The first time Sam was awakened by Dean screaming his name, he sprung to his feet, gun in hand. His brother was face down on the bed, arms and legs outstretched spread-eagle. His head was thrown back in a scream, and every muscle was quivering.
It was before The Conversation. Before Dean admitted he remembered Hell. Before ripping Sam's heart apart choking his way through the confession of what he'd done there.
He knew Dean well enough to move swiftly out of punching range after waking him up. "Just a nightmare. Let it go, Sam, I'm fine."
Each time it happened, it was an additional night before Dean would even try to sleep again.
The last straw was the evening a week after The Conversation when Dean punched an alligator.
Sam unloaded ten rounds into the thing while his brother sat there slumped against the Impala, bleeding from the head and daring it to, "Come at me, you son of a bitch!"
"Problem is, it really was coming at you," said Sam, holstering his gun. The Florida humidity did absolutely nothing for their moods, and Sam wiped sweat from his forehead, panting.
Dean staggered to his feet. "I just ganked a damn skunk ape. Think a gator scares me?"
"My point is, it should scare you," said Sam. "And I wouldn't have had to slaughter some poor prehistoric lizard if you hadn't taunted it."
Dean glanced at the gator with a tinge of remorse in his expression. "Let's get outta here."
"Let's tend to that gash on your scalp."
"No." Dean got in the car, slammed the door, and started the engine, and Sam joined him with a sigh.
They peeled out of the gravel parking lot, and directly into the path of an oncoming RV the size of an ocean liner.
"DEAN! Dean!"
Dean jerked, and Sam grabbed the wheel from the passenger seat, yanking them into the correct lane.
"Whooooo! Did you see that?!" Dean flashed Sam an excited look and what he only thought was a charming grin. It was more of an exhausted mask of misery.
"Did I see you almost kill us both? Yes, yes I did. What the hell's the matter with you, Dean? Oh, right.
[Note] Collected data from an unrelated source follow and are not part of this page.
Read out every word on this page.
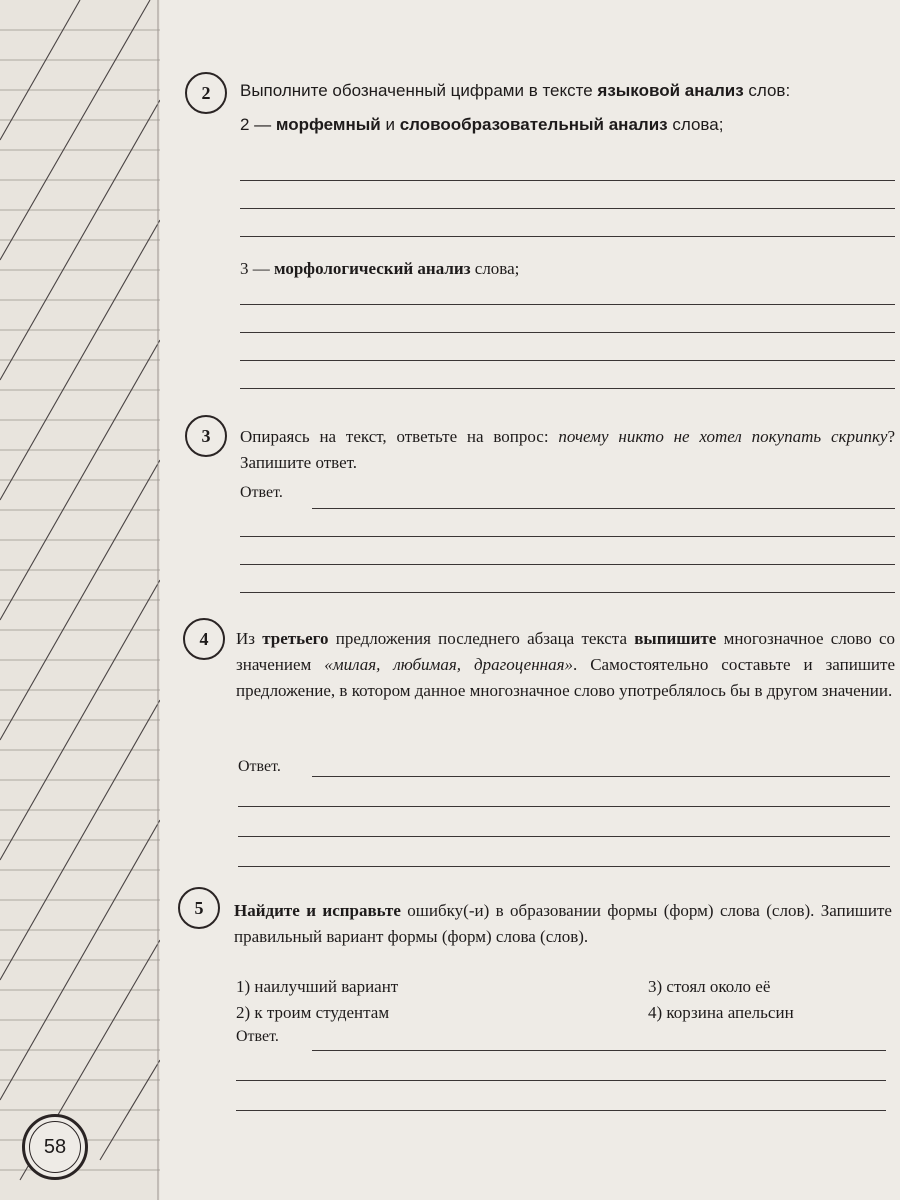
2 Выполните обозначенный цифрами в тексте языковой анализ слов:

2 — морфемный и словообразовательный анализ слова;

3 — морфологический анализ слова;

3 Опираясь на текст, ответьте на вопрос: почему никто не хотел покупать скрипку? Запишите ответ.

Ответ.
4 Из третьего предложения последнего абзаца текста выпишите многозначное слово со значением «милая, любимая, драгоценная». Самостоятельно составьте и запишите предложение, в котором данное многозначное слово употреблялось бы в другом значении.

Ответ.
5 Найдите и исправьте ошибку(-и) в образовании формы (форм) слова (слов). Запишите правильный вариант формы (форм) слова (слов).

1) наилучший вариант
2) к троим студентам
3) стоял около её
4) корзина апельсин
Ответ.
58
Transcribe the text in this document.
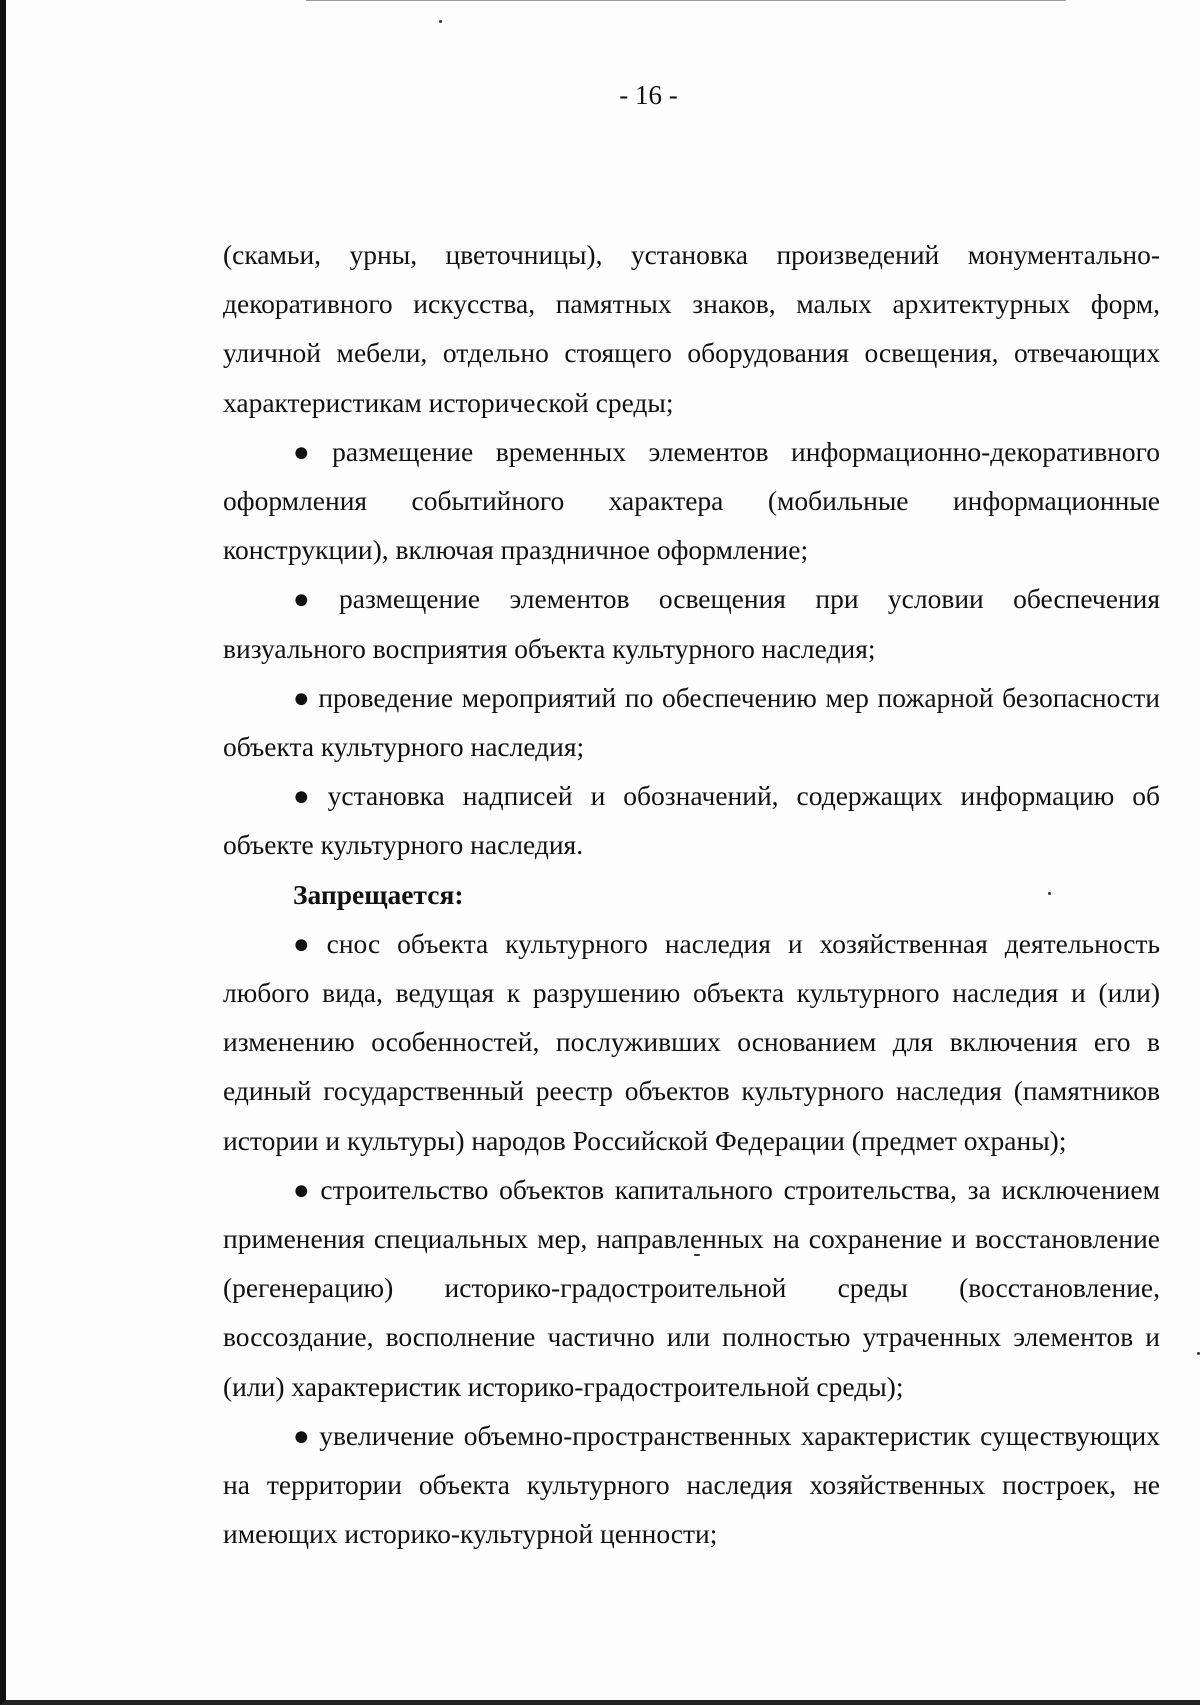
- 16 -

(скамьи, урны, цветочницы), установка произведений монументально-декоративного искусства, памятных знаков, малых архитектурных форм, уличной мебели, отдельно стоящего оборудования освещения, отвечающих характеристикам исторической среды;

● размещение временных элементов информационно-декоративного оформления событийного характера (мобильные информационные конструкции), включая праздничное оформление;

● размещение элементов освещения при условии обеспечения визуального восприятия объекта культурного наследия;

● проведение мероприятий по обеспечению мер пожарной безопасности объекта культурного наследия;

● установка надписей и обозначений, содержащих информацию об объекте культурного наследия.

Запрещается:

● снос объекта культурного наследия и хозяйственная деятельность любого вида, ведущая к разрушению объекта культурного наследия и (или) изменению особенностей, послуживших основанием для включения его в единый государственный реестр объектов культурного наследия (памятников истории и культуры) народов Российской Федерации (предмет охраны);

● строительство объектов капитального строительства, за исключением применения специальных мер, направленных на сохранение и восстановление (регенерацию) историко-градостроительной среды (восстановление, воссоздание, восполнение частично или полностью утраченных элементов и (или) характеристик историко-градостроительной среды);

● увеличение объемно-пространственных характеристик существующих на территории объекта культурного наследия хозяйственных построек, не имеющих историко-культурной ценности;
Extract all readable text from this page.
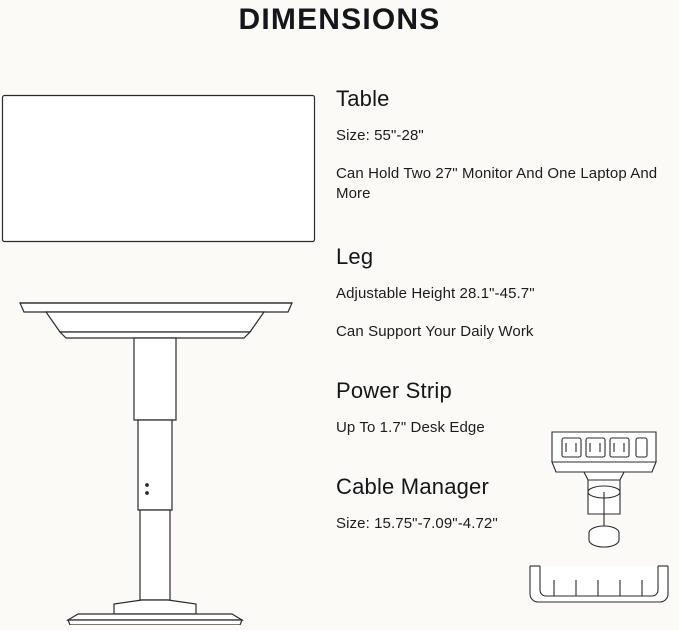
DIMENSIONS
Table

Size: 55"-28"

Can Hold Two 27" Monitor And One Laptop And More

Leg

Adjustable Height 28.1"-45.7"

Can Support Your Daily Work

Power Strip

Up To 1.7" Desk Edge

Cable Manager

Size: 15.75"-7.09"-4.72"
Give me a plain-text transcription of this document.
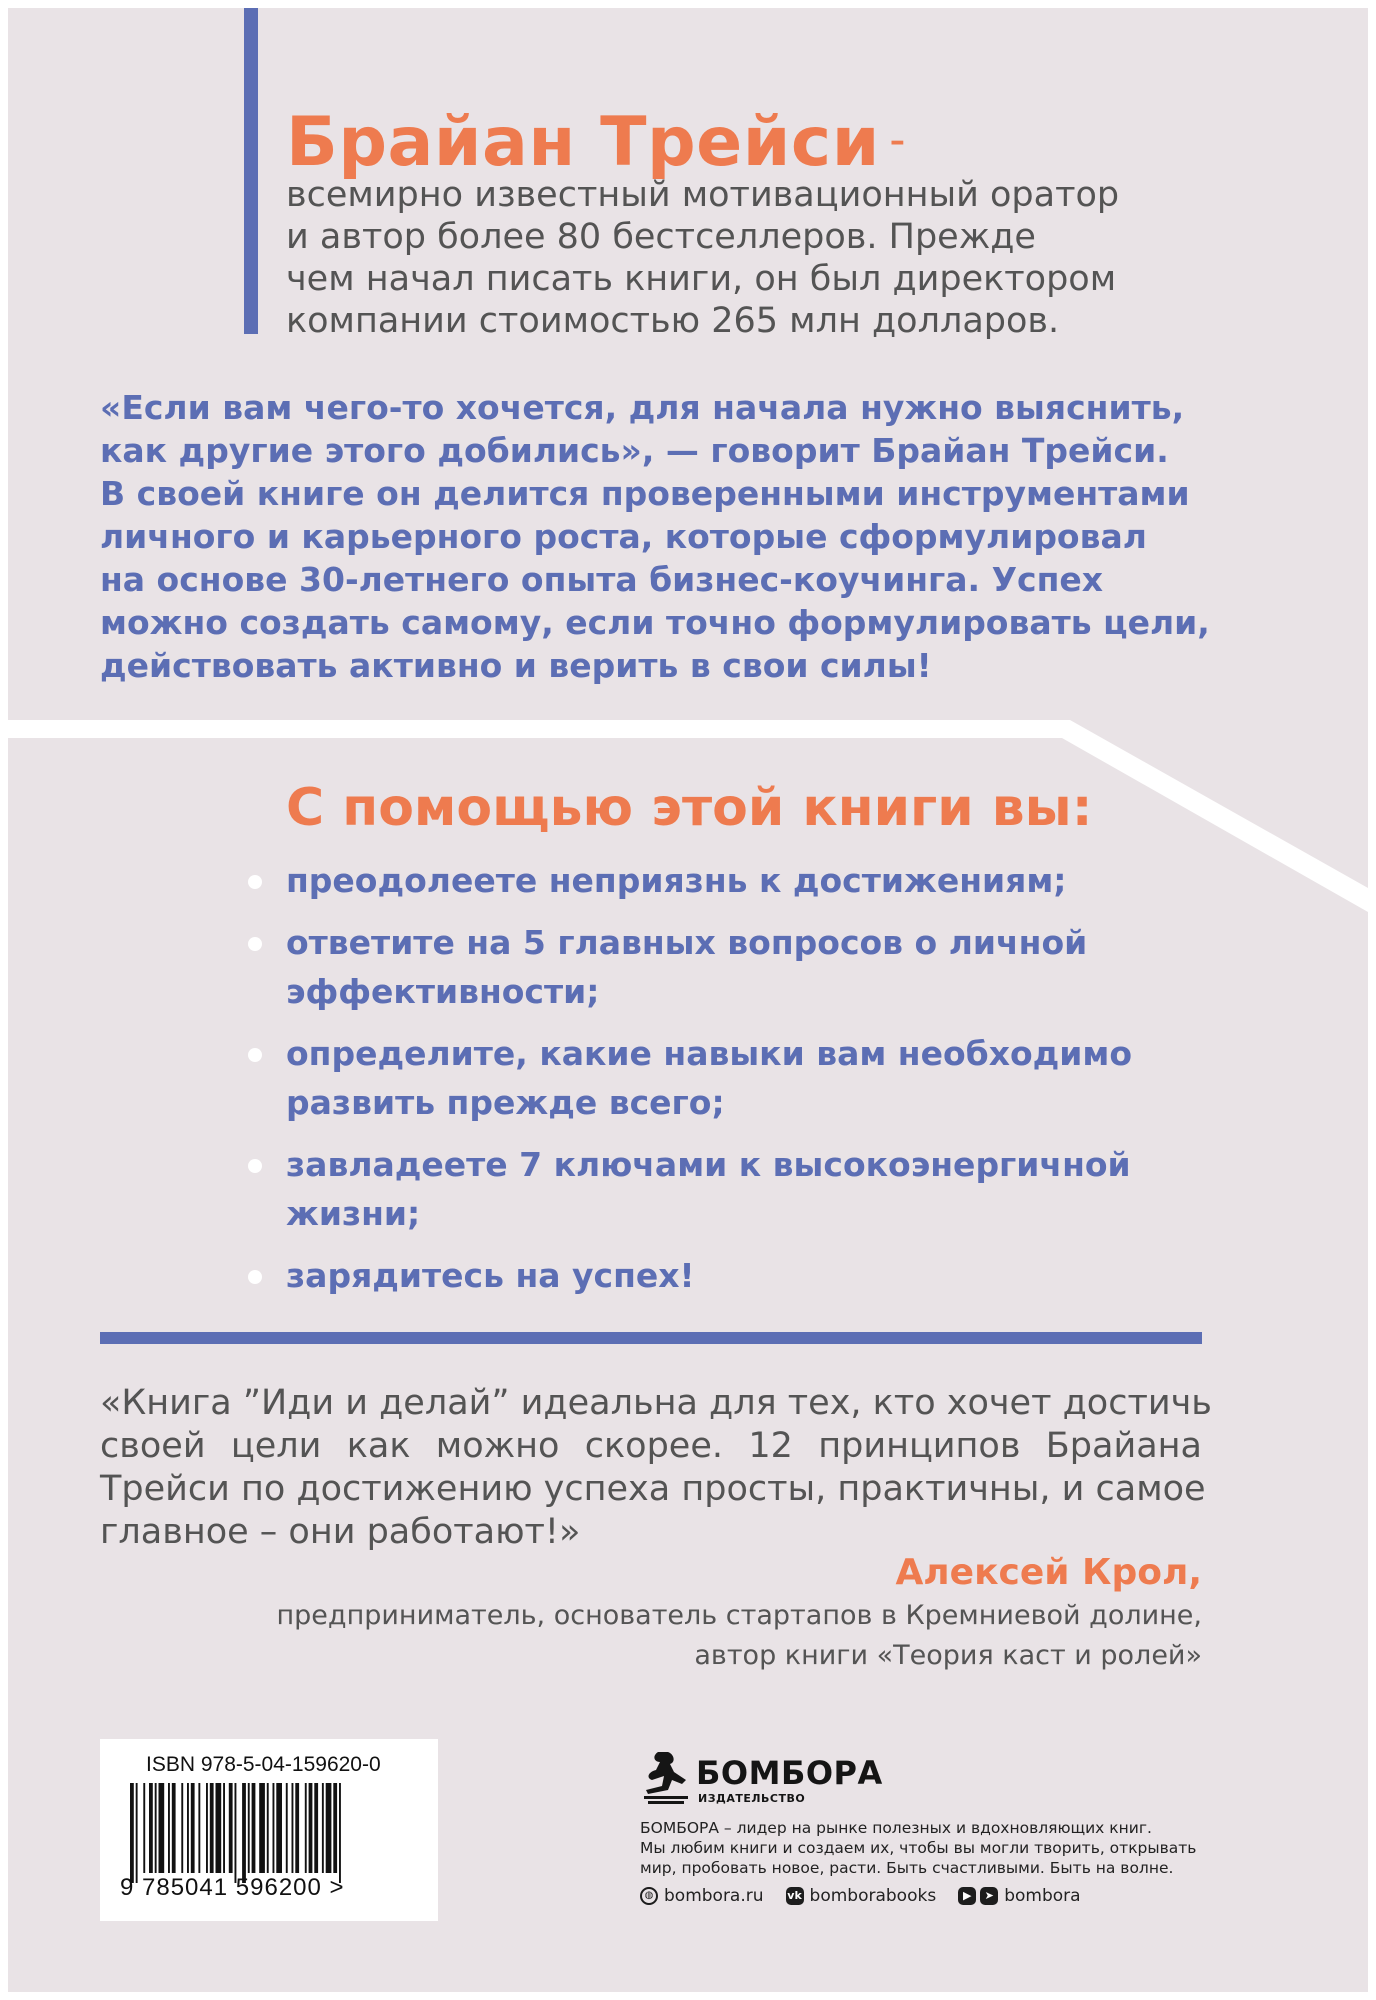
Брайан Трейси –

всемирно известный мотивационный оратор
и автор более 80 бестселлеров. Прежде
чем начал писать книги, он был директором
компании стоимостью 265 млн долларов.

«Если вам чего-то хочется, для начала нужно выяснить,
как другие этого добились», — говорит Брайан Трейси.
В своей книге он делится проверенными инструментами
личного и карьерного роста, которые сформулировал
на основе 30-летнего опыта бизнес-коучинга. Успех
можно создать самому, если точно формулировать цели,
действовать активно и верить в свои силы!

С помощью этой книги вы:
преодолеете неприязнь к достижениям;
ответите на 5 главных вопросов о личной
эффективности;
определите, какие навыки вам необходимо
развить прежде всего;
завладеете 7 ключами к высокоэнергичной
жизни;
зарядитесь на успех!

«Книга ”Иди и делай” идеальна для тех, кто хочет достичь
своей цели как можно скорее. 12 принципов Брайана
Трейси по достижению успеха просты, практичны, и самое
главное – они работают!»

Алексей Крол,

предприниматель, основатель стартапов в Кремниевой долине,
автор книги «Теория каст и ролей»

ISBN 978-5-04-159620-0

9 785041 596200 >

БОМБОРА

ИЗДАТЕЛЬСТВО

БОМБОРА – лидер на рынке полезных и вдохновляющих книг.
Мы любим книги и создаем их, чтобы вы могли творить, открывать
мир, пробовать новое, расти. Быть счастливыми. Быть на волне.

◍ bombora.ru vk bomborabooks	▶	➤ bombora
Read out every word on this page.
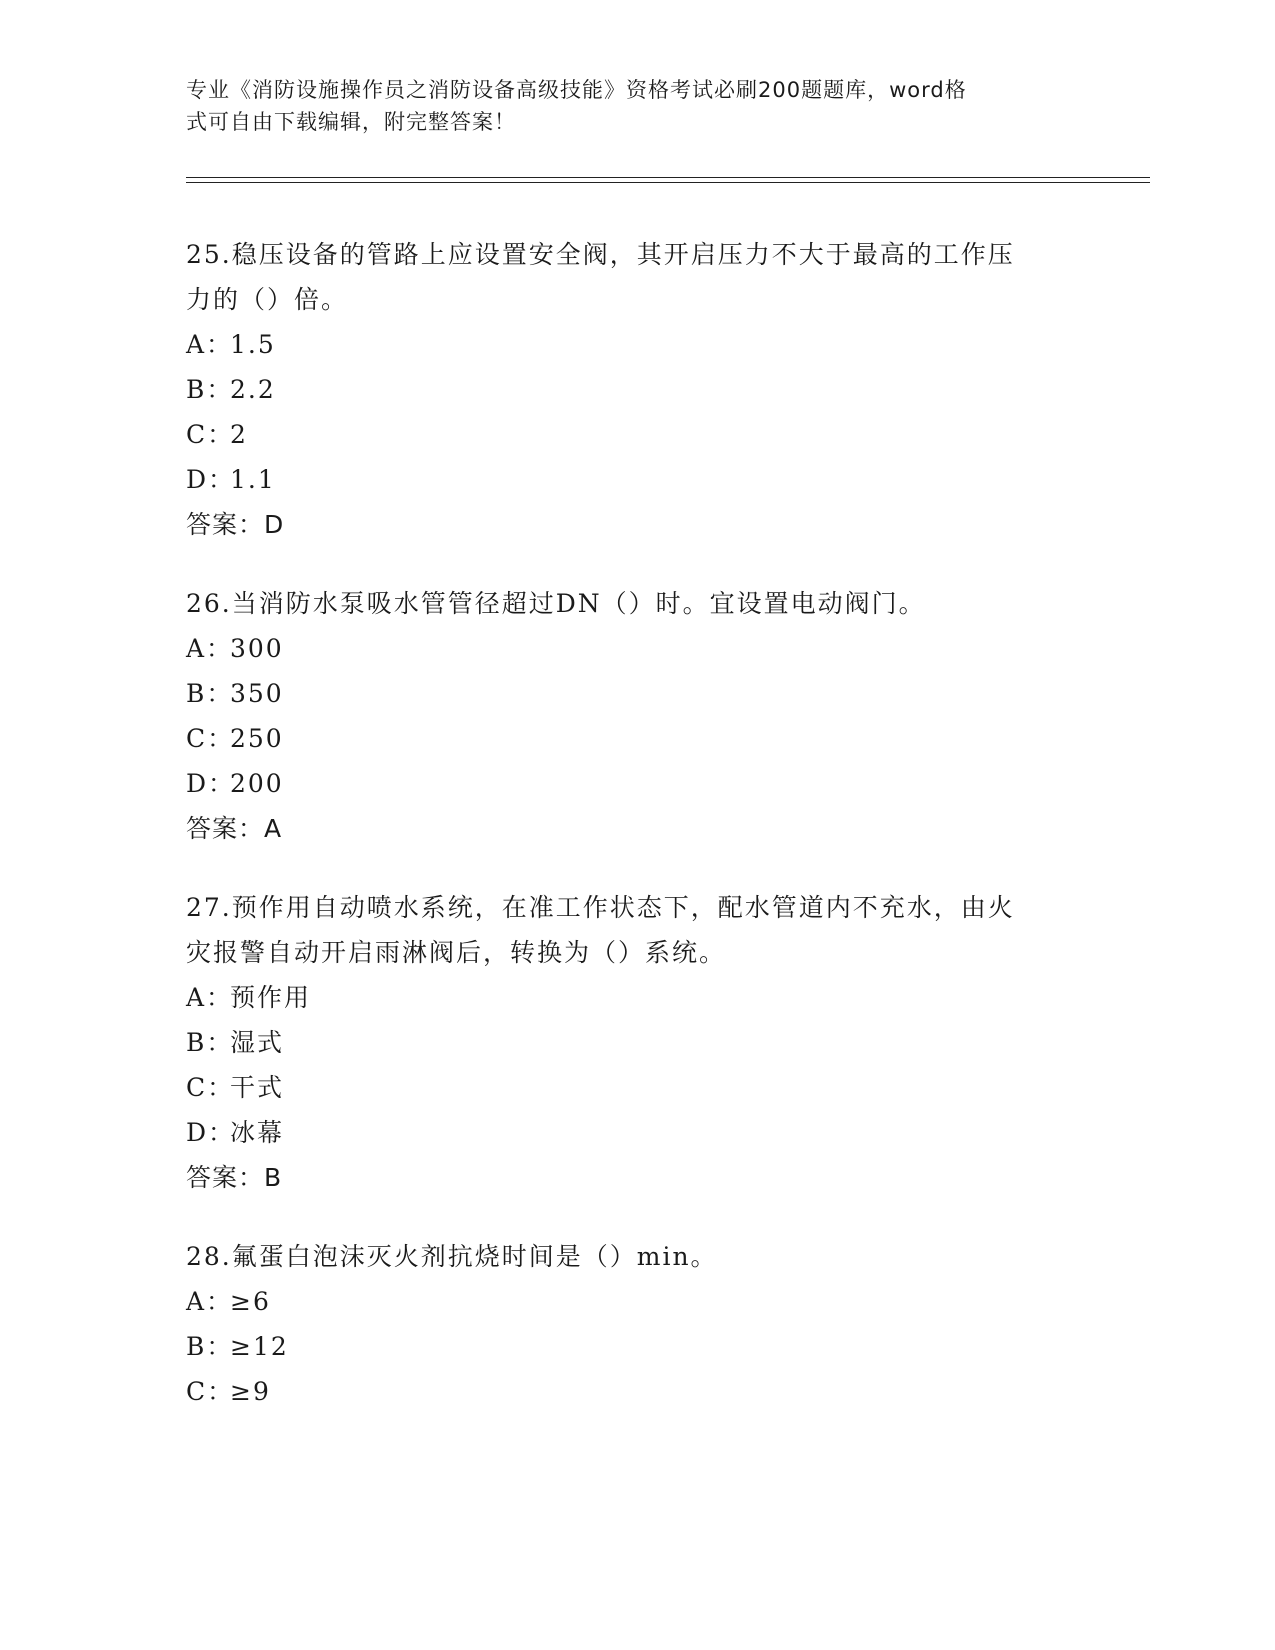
专业《消防设施操作员之消防设备高级技能》资格考试必刷200题题库，word格
式可自由下载编辑，附完整答案！

25.稳压设备的管路上应设置安全阀，其开启压力不大于最高的工作压
力的（）倍。

A：1.5

B：2.2

C：2

D：1.1

答案：D

26.当消防水泵吸水管管径超过DN（）时。宜设置电动阀门。

A：300

B：350

C：250

D：200

答案：A

27.预作用自动喷水系统，在准工作状态下，配水管道内不充水，由火
灾报警自动开启雨淋阀后，转换为（）系统。

A：预作用

B：湿式

C：干式

D：冰幕

答案：B

28.氟蛋白泡沫灭火剂抗烧时间是（）min。

A：≥6

B：≥12

C：≥9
You haven't slept for four days and you thought an alligator was mocking you."
Dean's eyes, bloodshot from lack of sleep, flew open wide and he slammed on the brakes in the middle of the highway. "We gotta go back!"
"Uh, why?" Sam's reply was almost drowned out by furious honking behind them.
"Boots! I always wanted a pair of gatorskin cowboy boots. Huh? Huh?"
"So tempted to slap you right now," muttered Sam. "Drive. Or better yet, don't. I don't want you behind the wheel right now. I'm taking over."
When they hit town, Sam pulled into the Orange Gator Motel purely on the basis of their sign boasting the most comfortable beds in town. It was slightly above their usual budget, but he didn't give a crap.
Dean staggered when he slung his bag down beside one of two double beds boasting white sheets, bright orange pillow cases, and faux gator-skin headboards. His eyes were bloodshot, and Sam couldn't even object when Dean glugged the remains of a bottle on his way to the shower. If it might help him sleep...
Sam couldn't take the screams. Dean was calling for him. The true desperation in his brother's hoarse voice was one of the worst things Sam had ever heard.
He grabbed Dean's shoulder and shook, and he was too slow and sleepy to dodge the fist that collided with his jaw. Sam backed off, sat on the other bed, and held the stinging bruise until Dean stood and stumbled towards him with body language that resembled a dog that'd just peed on the floor.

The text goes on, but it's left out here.